1. Quick Examples of Read CSV from Stirng
The following are quick examples of how to read a CSV from a string variable.
# Below are quick examples
# Convert String into StringIO
csvStringIO = StringIO(csvString)
df = pd.read_csv(csvStringIO, sep=",", header=None)
# Assign column names
columns=['Course','Fee','Duration','Discount']

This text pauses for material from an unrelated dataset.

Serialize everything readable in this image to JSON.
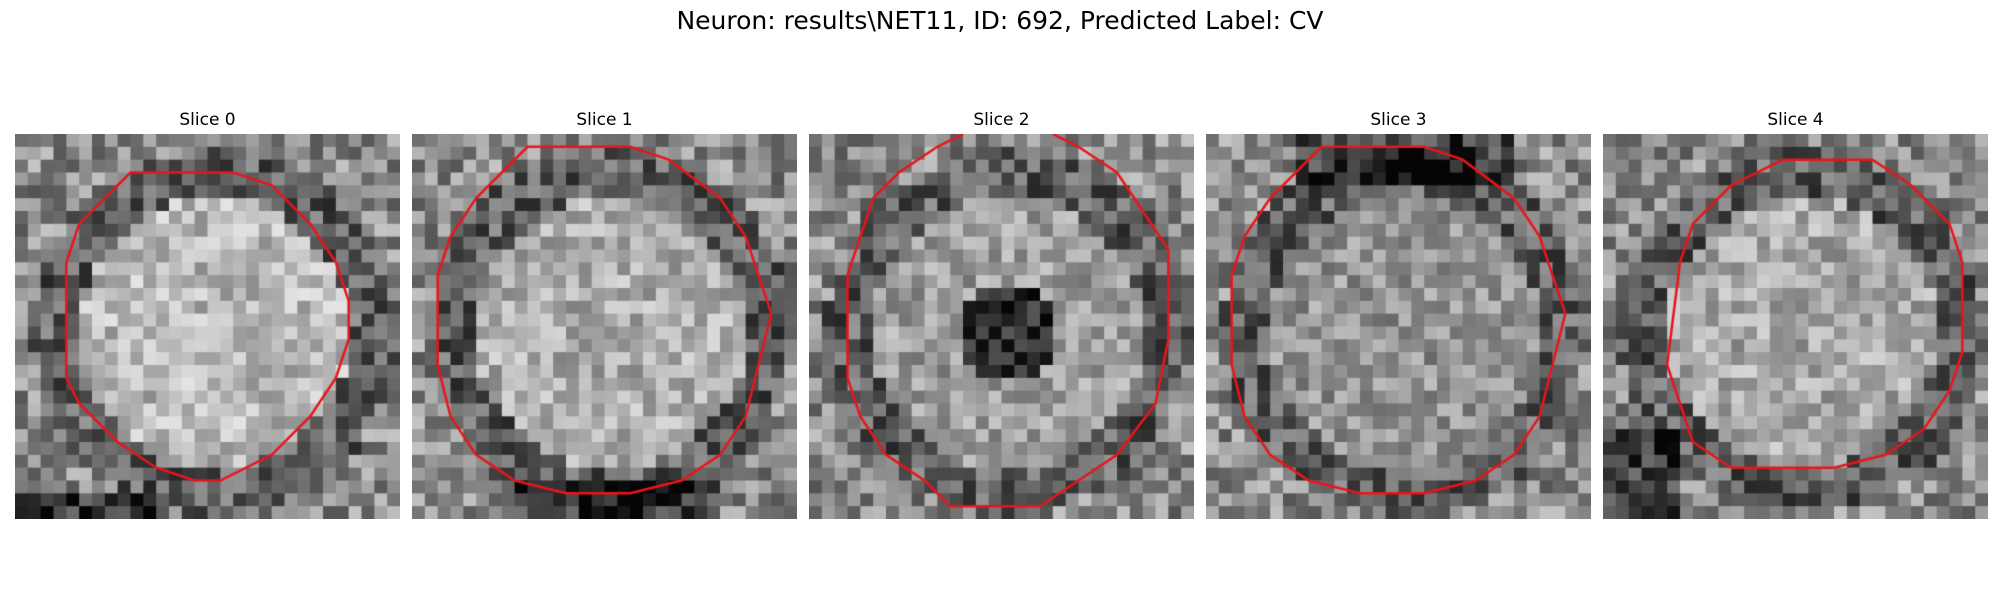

df = pd.read_csv(StringIO(csvString), sep=",", header=None,names=columns)
# Using split by line
df = pd.DataFrame([row.split(',') for row in csvString.split('\n')],
columns=columns)
2. Using StringIO to Read CSV from String
In order to read a CSV from a String into pandas DataFrame first you need to convert the string into StringIO. so import StringIO from the io library before use. If you are using Python version 2 or earlier use from StringIO import StringIO.
from io import StringIO
# CSV String with out headers
csvString = """Spark,25000,50 Days,2000
Pandas,20000,35 Days,1000
Java,15000,,800
Python,15000,30 Days,500
PHP,18000,30 Days,800"""
# Convert String into StringIO
csvStringIO = StringIO(csvString)
Now pass the StringIO object as a param to pandas read_csv() function, this converts the String into DataFrame.
# Load CSV String into DataFrame
import pandas as pd
df = pd.read_csv(csvStringIO, sep=",", header=None)
print(df)
Yields below output. Note that our CSV in a string doesn’t have a header hence I use header=None
param to read a CSV without a header.
# Output:
0 1 2 3
0 Spark 25000 50 Days 2000
1 Pandas 20000 35 Days 1000
2 Java 15000 NaN 800
3 Python 15000 30 Days 500
4 PHP 18000 30 Days 800
If you have a header just remove header=None
param. To set the column names on DataFrame use names
param with value as a list of column names.
# Assign column names
csvStringIO = StringIO(csvString)
columns=['Course','Fee','Duration','Discount']
df = pd.read_csv(csvStringIO, sep=",", header=None,names=columns)
print(df)
Yields below output.
# Output:
Course Fee Duration Discount
0 Spark 25000 50 Days 2000
1 Pandas 20000 35 Days 1000
2 Java 15000 NaN 800
3 Python 15000 30 Days 500
4 PHP 18000 30 Days 800
3. Read CSV from String using Split
Alternatively, you can read CSV from a string by splitting the string by a new line and then split the record by column separator to convert it into a nested list of rows. and then create a pandas DataFrame from the list.
# Using split by line
df = pd.DataFrame([row.split(',') for row in csvString.split('\n')],
columns=columns)
print(df)
Yields same output as above.
4. Interactive Way
Note that this solution can’t be used in your project as this works when you wanted to quickly test something interactively from the clipboard.
First copy the CSV from the string to the clipboard, you can find the CSV referenced here at the GitHub project.
# From reading csv string from clipboard
df = pd.read_clipboard(sep=',')
print(df)
5. Complete Example
import pandas as pd
from io import StringIO
csvString = """Spark,25000,50 Days,2000
Pandas,20000,35 Days,1000
Java,15000,,800
Python,15000,30 Days,500
PHP,18000,30 Days,800"""
# Read from CSV String
csvStringIO = StringIO(csvString)
df = pd.read_csv(csvStringIO, sep=",", header=None)
print(df)
# With columns
csvStringIO = StringIO(csvString)
columns=['Course','Fee','Duration','Discount']
df = pd.read_csv(csvStringIO, sep=",", header=None,names=columns)
print(df)
# Ignore Header and assign column names
df = pd.DataFrame([row.split(',') for row in csvString.split('\n')], columns=columns)
print(df)
# Read from clipboard
df = pd.read_clipboard(sep=',')
print(df)
You can find this example at python-pandas-examples GitHub project.
Conclusion
In this article, you have learned to load a CSV from a String with and without a header and assign custom column names. Loading can be done by using the StringIO package or by just splitting the CSV into a list of lists and creating a dataframe from it.